Beruntung beberapa hari ini baru saja memasuki bulan baru sehingga tak
ada gangguan sinar bulan, begitu jam sembilan tampak sebuah kabut
memanjang melintang miring dari utara ke selatan yang biasa dikenal
orang sebagai galaksi Bima Sakti (Milky Way)
Hari
Minggu pagi aku tidak merencanakan apapun karena rencana hari ini mau
jalan ke Nemberala. Pagi-pagi aku hanya turun sebentar mengikuti seorang
bapak tua yang menggendong keranjang mencari ikan dengan jala jika laut
surut.
Namun rencana yang gagal kembali terjadi, pemilik kendaraan tidak datang sesuai janjinya. Entahlah kali ini apa lagi alasannya.
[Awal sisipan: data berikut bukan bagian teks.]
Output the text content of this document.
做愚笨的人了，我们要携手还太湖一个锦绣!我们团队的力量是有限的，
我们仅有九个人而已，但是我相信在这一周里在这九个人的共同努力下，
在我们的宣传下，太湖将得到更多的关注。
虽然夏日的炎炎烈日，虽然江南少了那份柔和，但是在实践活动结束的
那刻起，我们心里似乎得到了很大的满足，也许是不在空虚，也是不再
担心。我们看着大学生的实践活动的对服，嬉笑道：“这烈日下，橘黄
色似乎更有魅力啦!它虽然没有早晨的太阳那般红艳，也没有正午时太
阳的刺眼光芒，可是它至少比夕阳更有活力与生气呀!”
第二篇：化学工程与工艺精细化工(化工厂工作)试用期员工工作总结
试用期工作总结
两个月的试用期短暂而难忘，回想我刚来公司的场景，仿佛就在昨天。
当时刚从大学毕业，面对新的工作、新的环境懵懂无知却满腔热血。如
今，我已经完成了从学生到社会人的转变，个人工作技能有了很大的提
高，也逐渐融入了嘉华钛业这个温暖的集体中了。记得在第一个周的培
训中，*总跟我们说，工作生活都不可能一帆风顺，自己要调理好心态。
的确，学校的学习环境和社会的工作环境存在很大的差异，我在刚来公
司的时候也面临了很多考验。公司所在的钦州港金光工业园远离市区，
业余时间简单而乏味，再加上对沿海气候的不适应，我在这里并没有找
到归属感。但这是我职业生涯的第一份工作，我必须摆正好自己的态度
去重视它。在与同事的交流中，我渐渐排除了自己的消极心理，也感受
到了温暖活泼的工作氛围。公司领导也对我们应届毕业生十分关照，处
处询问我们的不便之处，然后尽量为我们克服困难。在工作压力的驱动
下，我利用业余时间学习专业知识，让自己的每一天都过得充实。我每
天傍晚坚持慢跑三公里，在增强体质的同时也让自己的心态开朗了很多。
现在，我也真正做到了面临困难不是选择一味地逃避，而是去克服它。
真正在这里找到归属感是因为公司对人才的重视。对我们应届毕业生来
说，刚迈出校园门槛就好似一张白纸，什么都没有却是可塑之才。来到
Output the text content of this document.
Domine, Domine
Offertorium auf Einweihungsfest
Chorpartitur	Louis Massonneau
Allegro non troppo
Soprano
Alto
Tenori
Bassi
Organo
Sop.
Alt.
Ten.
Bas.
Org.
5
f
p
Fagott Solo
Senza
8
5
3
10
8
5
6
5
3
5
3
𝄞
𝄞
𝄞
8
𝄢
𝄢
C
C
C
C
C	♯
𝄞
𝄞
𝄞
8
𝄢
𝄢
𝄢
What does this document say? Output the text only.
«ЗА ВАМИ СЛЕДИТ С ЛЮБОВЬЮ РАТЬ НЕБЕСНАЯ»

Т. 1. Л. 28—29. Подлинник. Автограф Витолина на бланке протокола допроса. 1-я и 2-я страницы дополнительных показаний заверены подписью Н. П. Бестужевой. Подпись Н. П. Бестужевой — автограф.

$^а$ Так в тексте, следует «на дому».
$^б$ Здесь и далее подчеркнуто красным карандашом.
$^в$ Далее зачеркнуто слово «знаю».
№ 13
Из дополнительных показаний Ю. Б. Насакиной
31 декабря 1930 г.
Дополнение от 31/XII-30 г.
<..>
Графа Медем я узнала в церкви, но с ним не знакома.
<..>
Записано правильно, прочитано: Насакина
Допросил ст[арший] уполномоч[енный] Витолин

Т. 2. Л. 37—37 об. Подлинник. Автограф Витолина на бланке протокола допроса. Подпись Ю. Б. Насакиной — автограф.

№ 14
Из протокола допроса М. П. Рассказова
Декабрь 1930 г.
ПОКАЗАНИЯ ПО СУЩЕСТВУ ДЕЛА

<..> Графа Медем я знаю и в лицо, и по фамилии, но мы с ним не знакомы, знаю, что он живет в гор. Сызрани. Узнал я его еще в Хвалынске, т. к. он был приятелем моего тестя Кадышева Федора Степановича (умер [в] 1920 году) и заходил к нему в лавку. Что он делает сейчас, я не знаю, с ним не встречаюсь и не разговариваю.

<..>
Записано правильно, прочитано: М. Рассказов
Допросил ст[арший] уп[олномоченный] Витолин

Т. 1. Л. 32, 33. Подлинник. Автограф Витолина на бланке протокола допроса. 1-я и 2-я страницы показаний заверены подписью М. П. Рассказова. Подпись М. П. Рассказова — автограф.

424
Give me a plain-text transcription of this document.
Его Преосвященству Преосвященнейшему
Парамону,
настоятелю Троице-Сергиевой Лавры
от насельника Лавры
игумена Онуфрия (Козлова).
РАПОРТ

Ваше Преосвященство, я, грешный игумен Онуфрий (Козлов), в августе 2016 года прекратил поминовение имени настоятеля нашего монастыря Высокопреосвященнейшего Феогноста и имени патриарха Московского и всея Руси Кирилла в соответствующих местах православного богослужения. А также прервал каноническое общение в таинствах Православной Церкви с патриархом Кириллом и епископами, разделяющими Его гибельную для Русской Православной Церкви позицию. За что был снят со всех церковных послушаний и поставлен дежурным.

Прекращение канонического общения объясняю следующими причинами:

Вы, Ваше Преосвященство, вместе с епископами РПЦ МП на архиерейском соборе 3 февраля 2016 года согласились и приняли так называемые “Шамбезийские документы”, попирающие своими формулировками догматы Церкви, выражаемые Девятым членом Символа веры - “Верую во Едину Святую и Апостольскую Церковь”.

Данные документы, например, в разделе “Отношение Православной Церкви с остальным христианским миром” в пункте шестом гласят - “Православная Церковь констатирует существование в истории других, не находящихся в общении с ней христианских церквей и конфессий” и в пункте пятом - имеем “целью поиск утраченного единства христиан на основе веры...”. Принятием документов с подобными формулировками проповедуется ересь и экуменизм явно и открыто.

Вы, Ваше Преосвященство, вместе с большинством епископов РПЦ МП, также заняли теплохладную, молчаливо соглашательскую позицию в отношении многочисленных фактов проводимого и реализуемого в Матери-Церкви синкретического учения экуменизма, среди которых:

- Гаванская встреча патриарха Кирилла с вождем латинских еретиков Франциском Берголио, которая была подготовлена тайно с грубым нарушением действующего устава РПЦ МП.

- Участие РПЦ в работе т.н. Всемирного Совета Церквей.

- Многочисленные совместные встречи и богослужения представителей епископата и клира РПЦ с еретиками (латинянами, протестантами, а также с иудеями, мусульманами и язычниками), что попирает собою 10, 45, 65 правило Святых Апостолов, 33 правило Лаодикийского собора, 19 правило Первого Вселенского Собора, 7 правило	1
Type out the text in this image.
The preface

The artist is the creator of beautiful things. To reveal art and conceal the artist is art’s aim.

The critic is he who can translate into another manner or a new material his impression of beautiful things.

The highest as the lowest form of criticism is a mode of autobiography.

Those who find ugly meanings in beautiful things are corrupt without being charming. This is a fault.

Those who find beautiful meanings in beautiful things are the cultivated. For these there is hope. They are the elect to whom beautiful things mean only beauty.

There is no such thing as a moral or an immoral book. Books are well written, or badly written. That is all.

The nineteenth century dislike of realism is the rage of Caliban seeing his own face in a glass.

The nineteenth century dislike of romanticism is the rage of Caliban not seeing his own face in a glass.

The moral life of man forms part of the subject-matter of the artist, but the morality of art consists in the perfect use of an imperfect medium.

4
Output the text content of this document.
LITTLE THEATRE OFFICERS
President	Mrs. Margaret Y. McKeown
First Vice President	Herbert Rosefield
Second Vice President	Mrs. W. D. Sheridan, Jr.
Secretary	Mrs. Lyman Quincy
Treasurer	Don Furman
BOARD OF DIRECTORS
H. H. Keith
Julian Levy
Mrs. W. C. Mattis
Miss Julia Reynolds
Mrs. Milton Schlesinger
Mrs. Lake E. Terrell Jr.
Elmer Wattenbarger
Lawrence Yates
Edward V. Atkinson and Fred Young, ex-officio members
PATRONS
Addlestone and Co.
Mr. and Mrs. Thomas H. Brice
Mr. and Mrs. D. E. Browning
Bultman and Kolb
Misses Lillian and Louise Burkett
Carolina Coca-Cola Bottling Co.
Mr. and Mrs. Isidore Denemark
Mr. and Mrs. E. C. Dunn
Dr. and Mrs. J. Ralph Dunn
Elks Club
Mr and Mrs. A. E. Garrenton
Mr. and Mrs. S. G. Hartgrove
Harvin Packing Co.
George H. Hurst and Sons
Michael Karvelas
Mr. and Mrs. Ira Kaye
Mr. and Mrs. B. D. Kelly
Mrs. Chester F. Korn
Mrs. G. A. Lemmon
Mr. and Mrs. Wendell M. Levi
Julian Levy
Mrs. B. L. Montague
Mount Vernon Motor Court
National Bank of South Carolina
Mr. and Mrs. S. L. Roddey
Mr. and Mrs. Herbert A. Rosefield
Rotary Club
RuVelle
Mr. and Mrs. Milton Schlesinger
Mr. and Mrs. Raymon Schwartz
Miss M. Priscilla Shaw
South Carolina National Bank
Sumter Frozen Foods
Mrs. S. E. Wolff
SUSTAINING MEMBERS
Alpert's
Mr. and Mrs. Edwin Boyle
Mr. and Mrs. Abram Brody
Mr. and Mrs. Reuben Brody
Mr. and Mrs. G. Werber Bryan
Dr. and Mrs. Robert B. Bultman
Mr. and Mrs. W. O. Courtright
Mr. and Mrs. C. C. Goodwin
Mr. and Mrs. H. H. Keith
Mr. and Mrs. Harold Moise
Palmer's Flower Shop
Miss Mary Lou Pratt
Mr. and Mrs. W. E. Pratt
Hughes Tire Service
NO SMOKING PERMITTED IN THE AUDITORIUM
Untungnya sewaktu mengikuti bapak tua penjala aku jadi melihat sebuah tanjung karang yang kutahu kemudian namanya Tulandale.
Jam
empat sore aku mempersiapkan sesuatunya, aku memutuskan untuk jalan
kaki menyusuri pantai untuk sampai ke Tulandale. Aku tidak tahu persis
jarak dari Ba'a ke Tulandale tapi untuk amannya aku membawa dua botol
minuman.
Kawasan
pantai sepanjang perjalanan cukup menarik, pasir putih kekuningan
membentang sepanjang pinggir pantai. Beberapa anak yang bertemu denganku
menyapa, beberapa memancing perhatianku dengan tingkahnya. Tapi ada
juga yang justru diam dengan tatapan heran melihatku walaupun aku sudah
memamerkan gigiku, mungkin penampilanku dengan segala bawaan membuat
mereka merasa aneh hehehe.
Begitu sampai ke tanjung karang itu baru aku tahu kalau di sana telah dibangun menjadi PPI (Pelabuhan Pendaratan Ikan). Break water (pemecah gelombang) yang dibangun tampaknya akan sampai disini.
Dermaga
PPI tampak kesibukan perahu-perahu nelayan dan lalu lintas beberapa
motor yang membawa keranjang-keranjang untuk memuat ikan. Ada tiga
perahu ikan yang datang dan segera menurunkan ikan-ikan hasil tangkapan.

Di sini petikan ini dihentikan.